This Blog was written by Brad Nowlin. Brad is a Prostate Cancer Survivor, member of the Fort Worth Prostate Cancer Support Group. Brad is a licensed counselor for couples & adults struggling with marriage, anxiety, depression, stress & more.
Past speakers (2021)
In 2018, I was diagnosed with Prostate Cancer at the age of 61. Even though I had experienced a rough patch that involved a divorce and career change at 42, I had never stared into the abyss of mortality so intently. As a trained mental health professional I suppose I had some advantages, but as a human I deeply felt the full range of emotions. Fear, sadness and anger were among the most common negative emotions. It was a year that had 4 surgeries and lots of confusion. It was a year that taught me about resilience.
Here’s what I’ve learned so far:
Here’s what I’ve learned so far:
- Feel the feelings. It’s a normative response for those more comfortable expressing emotions, and I have not been in that group. As Brene Brown discusses, vulnerability is essential to connection; within and with others. By not hiding or drinking or drugging or masking my feelings, I allowed them to be expressed naturally. It’s less work to just surrender and allow the feelings to be present. I cried and felt better afterward. I was present with my anguish imagining leaving my loved ones. I was sullen and resentful and wondering why I had cancer. It sucked, but I didn’t fight it or resist the full expression of feelings. You cannot change or heal what you do not acknowledge.
- Discover new strengths. In the past I’ve picked a word to guide me throughout the year. Listen, Enjoy, and Patient have been some of my words of the year. Accept was my word for 2018! Several years ago my word was patient which would provoke wry smiles from my wife on occasion. “What is your word for this year?” she would ask innocently. I learned how to cultivate patience and am still an eager student with work to do.
- Hope. I learned about hope from Dr. Shane Lopez in Kansas City, perhaps the world’s foremost authority on that subject. Hope involves a sense of agency, equifinality or multiple paths and a sense of optimism. I had to feel that I could do this and that there were many paths to recovery. Facing the possibilities of impotence and incontinence was not enjoyable; but necessary. There are many paths to wellness.
- Relentless perseverance. As Winston Churchill famously said, Never Give Up. It’s so easy to give up under stress and yet we must carry on. Never ever ever ever give up! We never fail at anything as long as we keep trying. Grit and determination will get you where you need to go.
- Look for a story of redemption. We are all meaning making machines, so it makes sense to look at recovery. The hero needs a challenge. Our narrative is about being an overcomer. What is the story arc of that person you are with for 24 hours? The heroes journey entails bouncing back from adversity. How will I bounce back or when will I bounce back? Not will I bounce back. Narrative therapy is all about the story and in many ways, we get to write it.
- Accept and even embrace uncertainty. No one really knows what will happen even though we like to have experts and talking heads reassure us. Whether it is the weather or news or sports we all like to be reassured that things will work out. Folks who struggle with anxiety or people with a less secure sense of attachment spend a lot of energy fortune telling and catastrophizing. That is why being present works so well in prayer, mediation, yoga and other grounding centering activities.
- Self-compassion. There couldn’t be anything more important than being kind to ourselves, especially in our self-talk. It’s been easy to look for cause and effect with cancer and to blame myself for tobacco use (dipping) when younger. Yet being kind to myself keeps me from the harsh judgment of an inner critic. I can be as kind and understanding as I would be with a friend. “The courage to be is the courage to accept oneself, in spite of being unacceptable.” – Paul Tillich.
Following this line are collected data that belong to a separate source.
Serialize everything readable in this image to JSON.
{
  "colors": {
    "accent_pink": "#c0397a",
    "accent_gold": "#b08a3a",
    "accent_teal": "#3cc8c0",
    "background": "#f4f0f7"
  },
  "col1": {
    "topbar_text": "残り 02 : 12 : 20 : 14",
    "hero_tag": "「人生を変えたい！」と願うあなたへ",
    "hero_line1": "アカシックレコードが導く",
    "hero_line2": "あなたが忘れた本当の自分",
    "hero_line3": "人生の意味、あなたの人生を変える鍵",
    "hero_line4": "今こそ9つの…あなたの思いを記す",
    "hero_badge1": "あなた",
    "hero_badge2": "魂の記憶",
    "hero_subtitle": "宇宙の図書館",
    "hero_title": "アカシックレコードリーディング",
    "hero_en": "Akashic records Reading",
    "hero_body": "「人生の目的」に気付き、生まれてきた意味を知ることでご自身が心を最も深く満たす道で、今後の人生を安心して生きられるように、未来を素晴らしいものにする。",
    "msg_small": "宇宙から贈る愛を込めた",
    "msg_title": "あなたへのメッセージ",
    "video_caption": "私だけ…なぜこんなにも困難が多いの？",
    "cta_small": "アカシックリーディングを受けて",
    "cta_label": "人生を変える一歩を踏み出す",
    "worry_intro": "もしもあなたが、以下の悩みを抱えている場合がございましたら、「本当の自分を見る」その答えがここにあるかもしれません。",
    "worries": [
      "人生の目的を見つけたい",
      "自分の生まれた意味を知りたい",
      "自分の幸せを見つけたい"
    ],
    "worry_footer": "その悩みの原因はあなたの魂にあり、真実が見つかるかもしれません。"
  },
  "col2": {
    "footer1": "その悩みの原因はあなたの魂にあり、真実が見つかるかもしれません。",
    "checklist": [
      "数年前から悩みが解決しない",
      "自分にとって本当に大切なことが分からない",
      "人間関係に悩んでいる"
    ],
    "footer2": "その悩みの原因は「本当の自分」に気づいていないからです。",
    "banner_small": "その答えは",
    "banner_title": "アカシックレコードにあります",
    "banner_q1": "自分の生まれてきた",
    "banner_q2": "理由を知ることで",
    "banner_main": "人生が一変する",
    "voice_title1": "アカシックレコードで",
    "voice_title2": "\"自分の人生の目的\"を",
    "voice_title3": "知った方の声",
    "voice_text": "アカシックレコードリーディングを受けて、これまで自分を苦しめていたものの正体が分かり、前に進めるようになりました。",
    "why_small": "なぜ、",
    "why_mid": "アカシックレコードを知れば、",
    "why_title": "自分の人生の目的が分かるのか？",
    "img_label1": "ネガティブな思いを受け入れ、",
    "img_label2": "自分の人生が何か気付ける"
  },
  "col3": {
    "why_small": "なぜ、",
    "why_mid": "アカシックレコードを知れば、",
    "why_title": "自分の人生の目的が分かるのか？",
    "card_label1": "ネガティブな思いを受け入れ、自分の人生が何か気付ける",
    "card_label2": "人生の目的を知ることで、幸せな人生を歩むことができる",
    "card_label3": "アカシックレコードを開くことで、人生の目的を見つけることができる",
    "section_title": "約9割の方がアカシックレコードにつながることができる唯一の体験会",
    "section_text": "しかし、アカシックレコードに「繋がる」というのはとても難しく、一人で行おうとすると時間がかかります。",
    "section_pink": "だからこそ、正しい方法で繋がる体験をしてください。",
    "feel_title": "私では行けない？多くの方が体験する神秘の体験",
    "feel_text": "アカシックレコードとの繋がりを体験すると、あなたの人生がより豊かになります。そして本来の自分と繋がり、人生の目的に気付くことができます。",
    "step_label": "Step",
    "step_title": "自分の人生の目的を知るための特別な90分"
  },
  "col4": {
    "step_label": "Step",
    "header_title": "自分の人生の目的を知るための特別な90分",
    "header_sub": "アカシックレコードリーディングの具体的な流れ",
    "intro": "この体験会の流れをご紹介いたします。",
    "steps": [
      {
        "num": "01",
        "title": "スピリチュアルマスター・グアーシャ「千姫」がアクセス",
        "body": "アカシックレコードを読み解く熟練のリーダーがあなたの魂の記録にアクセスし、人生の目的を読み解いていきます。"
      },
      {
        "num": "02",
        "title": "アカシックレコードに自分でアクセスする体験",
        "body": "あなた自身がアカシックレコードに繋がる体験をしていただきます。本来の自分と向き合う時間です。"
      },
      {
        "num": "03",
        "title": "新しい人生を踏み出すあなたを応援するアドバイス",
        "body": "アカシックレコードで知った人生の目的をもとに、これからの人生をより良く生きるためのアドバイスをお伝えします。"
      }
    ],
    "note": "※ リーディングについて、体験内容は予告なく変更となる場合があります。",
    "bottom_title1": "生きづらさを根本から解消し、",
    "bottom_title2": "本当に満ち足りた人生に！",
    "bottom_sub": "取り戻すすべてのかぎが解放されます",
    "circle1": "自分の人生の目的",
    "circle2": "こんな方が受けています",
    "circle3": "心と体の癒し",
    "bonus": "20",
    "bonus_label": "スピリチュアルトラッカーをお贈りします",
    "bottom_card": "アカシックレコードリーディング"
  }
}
- Find more empathy for those who suffer. Getting outside our story helps us gain perspective. Knowing about folks who have died from Cancer both scares me and gives me space for perspective. As one lady I know answered the ubiquitous, ‘how are you doing’ question: “I’m having a great day, I’m on the right side of dirt.” I am curious about cancer survivors of all types as I want to know how they did it. In the Denver Airport I was humbled as I was wearing a catheter and the TSA treated me rudely. It made me have empathy for others who travel with wheelchairs and whatnot and how hard it must be for them.
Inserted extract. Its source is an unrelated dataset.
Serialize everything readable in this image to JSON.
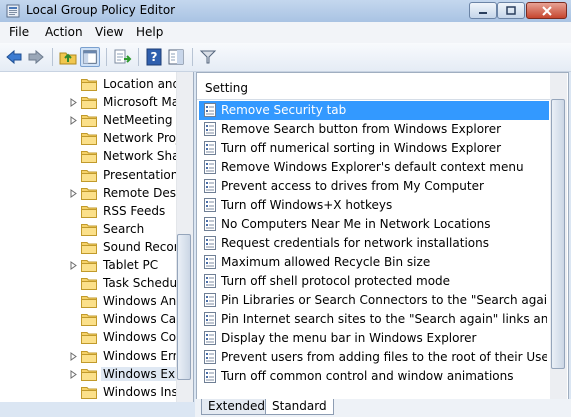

- Grit and optimism. Where is the locus of control? Is it within us to set a growth mindset? What can I learn from this? A curious mental approach takes us away from our hot emotions and allows us to dig deeper. Is there a lesson about patience or resilience I get to learn and model for others?
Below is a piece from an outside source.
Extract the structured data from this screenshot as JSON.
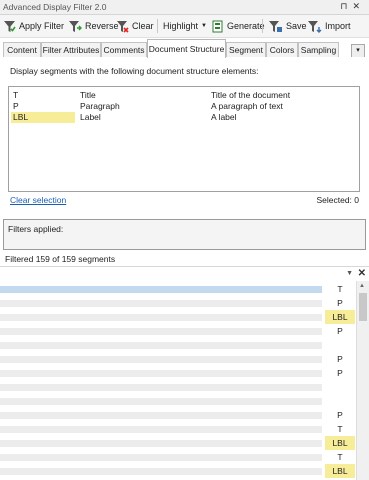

- Faith and the why. The existential questions of why can overwhelm us when it is more productive to address what. What can I do today to serve others, to add value and to make our communities better? I believe in a loving God and that a higher power is in charge, not me. What is God teaching me from this? Not to be a victim, but rather to be an inspiration. Someone who grows and shines (not from radiation) from this experience. My Physician brother said that this would make me a better person. I am hopeful that will be true and that I continue to be grateful for this blessing I call cancer.
I am a regular 5K runner and I ran the Prostate run in Kansas City several times and Fort Worth as well.